EASY IN THE SUN
© Max Merckenschlager
Winner, 2011, ‘Henry Lawson Festival’, Grenfell, NSW.
		Old Man Collins lights his pipe to advertise the day’s begun;
		drawing on its blackened stem while resting easy in the sun,
		he contemplates a cottage neat across the lane – between the plumes
		of smoke – from which the master’s gone. His paintin’ neighbour, he assumes, 
		was long away to catch the rays of breakin’ dawn at sparrer fart,
		and probably till close of day he’ll capture sunlight with his art. 
		
		Old Man Collins ruminates on coins that jingle in his coat,
		as payment for his modellin’ – an easy take at Billygoat!
		“Just walk him up and down the lane”, he says to me and so I do,
		while him as asked me sketches fast to catch the mood and movements true.
		“I’ll model for you’s anytime,” says I to Hans, and, ‘taint no joke,
		he pays me more to strike a match and light me pipe and have a smoke!
		
		Old Man Collins cocks an eye and squints to block the brilliant light 
		while studying his neighbour’s work. “You’ve caught that mob of woollies right,”

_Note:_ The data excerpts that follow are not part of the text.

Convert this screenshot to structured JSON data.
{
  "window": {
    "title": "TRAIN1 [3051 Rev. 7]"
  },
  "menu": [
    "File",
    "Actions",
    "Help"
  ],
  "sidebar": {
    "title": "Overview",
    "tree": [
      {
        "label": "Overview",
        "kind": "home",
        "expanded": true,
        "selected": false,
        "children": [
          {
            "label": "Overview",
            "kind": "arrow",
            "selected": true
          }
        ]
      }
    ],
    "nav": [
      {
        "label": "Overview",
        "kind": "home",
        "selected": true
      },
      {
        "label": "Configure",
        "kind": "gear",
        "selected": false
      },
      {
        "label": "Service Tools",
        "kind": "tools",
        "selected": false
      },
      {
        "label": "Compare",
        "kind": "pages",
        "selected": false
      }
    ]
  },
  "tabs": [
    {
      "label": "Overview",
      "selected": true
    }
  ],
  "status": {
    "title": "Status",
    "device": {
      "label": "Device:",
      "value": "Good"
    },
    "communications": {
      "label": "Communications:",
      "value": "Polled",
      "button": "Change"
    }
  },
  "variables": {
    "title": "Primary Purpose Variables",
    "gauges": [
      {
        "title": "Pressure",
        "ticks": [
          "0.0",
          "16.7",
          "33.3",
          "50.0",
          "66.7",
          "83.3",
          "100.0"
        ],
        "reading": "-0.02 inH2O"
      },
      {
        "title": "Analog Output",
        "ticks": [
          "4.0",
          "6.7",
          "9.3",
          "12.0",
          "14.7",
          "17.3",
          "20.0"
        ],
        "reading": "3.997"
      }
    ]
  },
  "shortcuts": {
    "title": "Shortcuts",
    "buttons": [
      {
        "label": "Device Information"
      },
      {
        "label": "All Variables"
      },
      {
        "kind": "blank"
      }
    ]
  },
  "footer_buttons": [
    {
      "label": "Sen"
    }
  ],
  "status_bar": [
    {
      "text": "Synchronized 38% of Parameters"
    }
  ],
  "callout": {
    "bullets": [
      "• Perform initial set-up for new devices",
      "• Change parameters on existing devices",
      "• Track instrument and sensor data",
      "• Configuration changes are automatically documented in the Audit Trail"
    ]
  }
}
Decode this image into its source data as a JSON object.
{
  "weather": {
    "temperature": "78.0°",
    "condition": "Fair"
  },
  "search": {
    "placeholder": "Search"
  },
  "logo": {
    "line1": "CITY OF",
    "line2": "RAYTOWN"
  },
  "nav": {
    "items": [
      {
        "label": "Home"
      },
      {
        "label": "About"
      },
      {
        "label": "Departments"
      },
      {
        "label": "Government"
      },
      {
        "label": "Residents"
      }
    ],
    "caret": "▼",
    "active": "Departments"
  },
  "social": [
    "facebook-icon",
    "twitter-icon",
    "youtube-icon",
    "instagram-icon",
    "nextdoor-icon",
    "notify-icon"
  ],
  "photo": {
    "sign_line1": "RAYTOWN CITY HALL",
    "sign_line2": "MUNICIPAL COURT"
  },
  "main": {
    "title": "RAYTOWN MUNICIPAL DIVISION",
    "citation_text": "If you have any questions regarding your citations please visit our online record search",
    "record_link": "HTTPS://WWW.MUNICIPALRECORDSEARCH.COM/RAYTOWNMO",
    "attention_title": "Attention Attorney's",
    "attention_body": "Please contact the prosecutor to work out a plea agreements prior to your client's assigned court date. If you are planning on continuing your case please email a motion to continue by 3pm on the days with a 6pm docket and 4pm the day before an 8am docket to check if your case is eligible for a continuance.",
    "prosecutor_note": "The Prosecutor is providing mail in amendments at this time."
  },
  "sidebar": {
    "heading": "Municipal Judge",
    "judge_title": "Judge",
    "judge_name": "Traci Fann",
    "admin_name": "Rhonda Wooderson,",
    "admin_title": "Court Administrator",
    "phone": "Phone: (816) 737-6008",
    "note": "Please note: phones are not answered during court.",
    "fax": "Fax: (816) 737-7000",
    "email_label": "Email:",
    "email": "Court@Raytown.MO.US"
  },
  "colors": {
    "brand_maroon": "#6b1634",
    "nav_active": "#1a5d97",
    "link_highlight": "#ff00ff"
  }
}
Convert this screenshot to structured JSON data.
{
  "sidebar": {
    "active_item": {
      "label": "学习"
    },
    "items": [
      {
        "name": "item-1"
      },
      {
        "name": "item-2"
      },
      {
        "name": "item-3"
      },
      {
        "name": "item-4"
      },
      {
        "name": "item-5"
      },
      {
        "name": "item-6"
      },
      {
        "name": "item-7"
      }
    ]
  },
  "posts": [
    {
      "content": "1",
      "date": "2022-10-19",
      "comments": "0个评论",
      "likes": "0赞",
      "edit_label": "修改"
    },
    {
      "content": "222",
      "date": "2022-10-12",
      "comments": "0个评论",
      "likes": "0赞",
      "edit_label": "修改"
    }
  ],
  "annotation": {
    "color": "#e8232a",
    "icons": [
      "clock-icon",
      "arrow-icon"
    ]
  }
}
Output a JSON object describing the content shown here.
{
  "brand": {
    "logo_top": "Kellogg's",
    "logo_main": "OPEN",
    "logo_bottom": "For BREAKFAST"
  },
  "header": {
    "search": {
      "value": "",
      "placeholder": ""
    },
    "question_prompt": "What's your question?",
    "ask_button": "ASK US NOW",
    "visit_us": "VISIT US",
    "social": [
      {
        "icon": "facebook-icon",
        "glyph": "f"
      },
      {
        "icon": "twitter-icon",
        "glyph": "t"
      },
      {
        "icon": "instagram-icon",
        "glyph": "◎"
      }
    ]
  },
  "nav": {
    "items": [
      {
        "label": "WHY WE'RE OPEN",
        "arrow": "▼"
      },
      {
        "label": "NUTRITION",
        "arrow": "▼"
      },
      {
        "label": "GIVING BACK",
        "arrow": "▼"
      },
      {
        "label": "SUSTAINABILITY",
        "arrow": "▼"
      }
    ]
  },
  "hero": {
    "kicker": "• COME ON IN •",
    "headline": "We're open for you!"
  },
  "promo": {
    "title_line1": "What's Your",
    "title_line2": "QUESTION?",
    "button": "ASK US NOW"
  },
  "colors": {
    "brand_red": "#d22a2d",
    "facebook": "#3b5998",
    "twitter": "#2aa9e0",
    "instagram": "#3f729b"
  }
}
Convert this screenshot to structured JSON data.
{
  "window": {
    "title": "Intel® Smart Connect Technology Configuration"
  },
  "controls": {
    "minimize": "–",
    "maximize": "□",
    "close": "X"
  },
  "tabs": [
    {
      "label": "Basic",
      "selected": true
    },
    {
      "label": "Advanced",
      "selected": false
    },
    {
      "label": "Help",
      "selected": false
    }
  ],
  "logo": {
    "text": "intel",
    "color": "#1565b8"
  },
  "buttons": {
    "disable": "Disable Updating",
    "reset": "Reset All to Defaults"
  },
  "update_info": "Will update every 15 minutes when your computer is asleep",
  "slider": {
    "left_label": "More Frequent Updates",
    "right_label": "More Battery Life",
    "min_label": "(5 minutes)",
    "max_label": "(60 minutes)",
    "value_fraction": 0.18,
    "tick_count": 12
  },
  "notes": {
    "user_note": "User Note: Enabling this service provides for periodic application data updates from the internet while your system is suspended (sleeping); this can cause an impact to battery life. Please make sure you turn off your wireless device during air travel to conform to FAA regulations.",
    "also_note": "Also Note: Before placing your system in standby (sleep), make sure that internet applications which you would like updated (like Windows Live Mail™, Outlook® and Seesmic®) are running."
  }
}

		says he to Heysen, “dwarfed by gums, I’d say your paintin’s like a po’m.” 
		The canvas Sallie knew she’d lose, but named in hope ‘The Coming Home’,
		Old Collins loved – he knew not why. Perhaps it was the Hahndorf hills
		that Heysen, in his mystic way, had captured with his wondrous skills.
		
		Old Man Collins taps his pipe against a leg of Sonneman’s chair;
		wrinkled nose applauds the kuchen – heaven wafting on the air,
		as Village folk discuss his neighbour, float their widely canvassed view 
		that ‘Heysen idles with his brushes, when the work is there to do.’
		Could a father feed his children, sketching others while they toil?
		Old Man Collins puffs an answer, “Heysen might, our prince of oil.”
		
		
		Footnotes to “Easy In The Sun”
		1.    Alfred (“Old Man”) Collins was Sir Hans Heysen’s 
		neighbour in Billygoat Lane (now English St) Hahndorf, South Australia.
		2.    “Sallie” is the affectionate name that friends used for Hans’ 
		wife Selma (Lady Selma Heysen). She regarded her husband’s paintings like ‘children’ and hated parting with them.
		3.     Sonneman’s Bakery was located in Main Street Hahndorf. “Kuchen” is the German word for “cake”.